Abortion and gay marriage are very touchy subjects. We did not discuss abortion at all, surprisingly enough. In great detail, we did speak about gay marriage. The group decided, to ease the tension between those for and against gay marriage, to change the definition of a marriage to simply a civil union. But what everyone agreed upon was that gay marriages should be allowed because equality is one of the basic principles of any democracy. Our country has to move away from its homophobic state of mind, not embrace it.

Dealing with foreign affairs, we quickly decided that we must maintain a presence around the world, economically and militarily. America is a world power, and we must maintain checks on the rest of the world. But we would also like to see a large portion of the money spent on other nations spent on our own.

Now let us discuss the big issue: America’s economy. I was the spokesman for this group. We stated that America needs to reallocate funds to what America needs the most: education. We spend far too much on some of the least important concerns. We need to get rid of tax loopholes, create new industries leading to new jobs and urge our youth to care.

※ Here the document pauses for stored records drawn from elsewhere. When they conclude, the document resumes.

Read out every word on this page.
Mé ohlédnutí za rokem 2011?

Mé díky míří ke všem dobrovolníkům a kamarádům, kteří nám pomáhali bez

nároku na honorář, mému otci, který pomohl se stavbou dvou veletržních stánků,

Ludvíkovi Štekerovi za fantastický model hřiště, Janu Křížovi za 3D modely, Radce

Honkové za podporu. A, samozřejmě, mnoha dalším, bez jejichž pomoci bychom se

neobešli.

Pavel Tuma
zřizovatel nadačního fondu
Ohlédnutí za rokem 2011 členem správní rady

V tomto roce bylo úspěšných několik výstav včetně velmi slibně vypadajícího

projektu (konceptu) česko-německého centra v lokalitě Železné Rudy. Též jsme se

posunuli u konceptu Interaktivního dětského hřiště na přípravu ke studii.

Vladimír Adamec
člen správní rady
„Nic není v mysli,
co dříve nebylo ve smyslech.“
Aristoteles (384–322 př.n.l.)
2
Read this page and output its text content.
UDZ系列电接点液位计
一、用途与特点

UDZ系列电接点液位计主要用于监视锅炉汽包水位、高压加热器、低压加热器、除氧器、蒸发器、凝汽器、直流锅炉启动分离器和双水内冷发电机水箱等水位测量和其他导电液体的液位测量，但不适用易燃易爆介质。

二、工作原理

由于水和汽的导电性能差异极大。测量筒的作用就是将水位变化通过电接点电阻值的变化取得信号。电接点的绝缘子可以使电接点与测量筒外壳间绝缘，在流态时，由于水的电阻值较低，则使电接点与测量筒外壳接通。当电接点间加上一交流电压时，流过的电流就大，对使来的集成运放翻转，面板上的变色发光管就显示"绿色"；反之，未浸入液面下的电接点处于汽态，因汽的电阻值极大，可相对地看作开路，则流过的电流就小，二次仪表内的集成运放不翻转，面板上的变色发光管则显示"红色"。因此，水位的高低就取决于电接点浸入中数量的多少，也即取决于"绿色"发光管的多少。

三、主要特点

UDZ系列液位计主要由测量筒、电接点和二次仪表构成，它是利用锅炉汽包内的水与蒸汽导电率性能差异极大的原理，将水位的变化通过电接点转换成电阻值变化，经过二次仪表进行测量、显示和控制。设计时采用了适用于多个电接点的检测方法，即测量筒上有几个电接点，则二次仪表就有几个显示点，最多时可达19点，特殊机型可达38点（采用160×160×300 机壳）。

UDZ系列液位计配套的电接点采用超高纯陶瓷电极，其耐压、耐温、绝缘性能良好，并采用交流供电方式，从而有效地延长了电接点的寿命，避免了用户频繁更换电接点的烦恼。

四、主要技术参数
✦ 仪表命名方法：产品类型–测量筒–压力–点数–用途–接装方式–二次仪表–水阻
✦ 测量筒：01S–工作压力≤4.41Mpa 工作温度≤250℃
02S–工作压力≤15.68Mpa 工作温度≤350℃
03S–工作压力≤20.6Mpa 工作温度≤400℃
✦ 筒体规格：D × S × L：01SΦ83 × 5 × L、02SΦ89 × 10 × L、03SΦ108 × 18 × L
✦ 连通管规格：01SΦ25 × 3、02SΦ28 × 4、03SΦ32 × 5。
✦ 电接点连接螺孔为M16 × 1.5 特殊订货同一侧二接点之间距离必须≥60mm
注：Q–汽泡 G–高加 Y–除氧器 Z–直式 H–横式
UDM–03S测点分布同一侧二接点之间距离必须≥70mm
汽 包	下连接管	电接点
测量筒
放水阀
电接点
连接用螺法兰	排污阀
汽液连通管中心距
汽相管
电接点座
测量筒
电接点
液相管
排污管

In conclusion, to solve most of America’s problems, we only need one thing: education. Education is the gateway to success.

All of these students who spoke and gave their opinions were very insightful and intelligent. We, as teenagers, want our voices to be heard. We, more than any other group, keep our minds open to new ideas. The Sun Youth Forum exhibited to me the potential plethora of knowledgeable youth in America. If we keep it up, our nation will be moving in the right direction.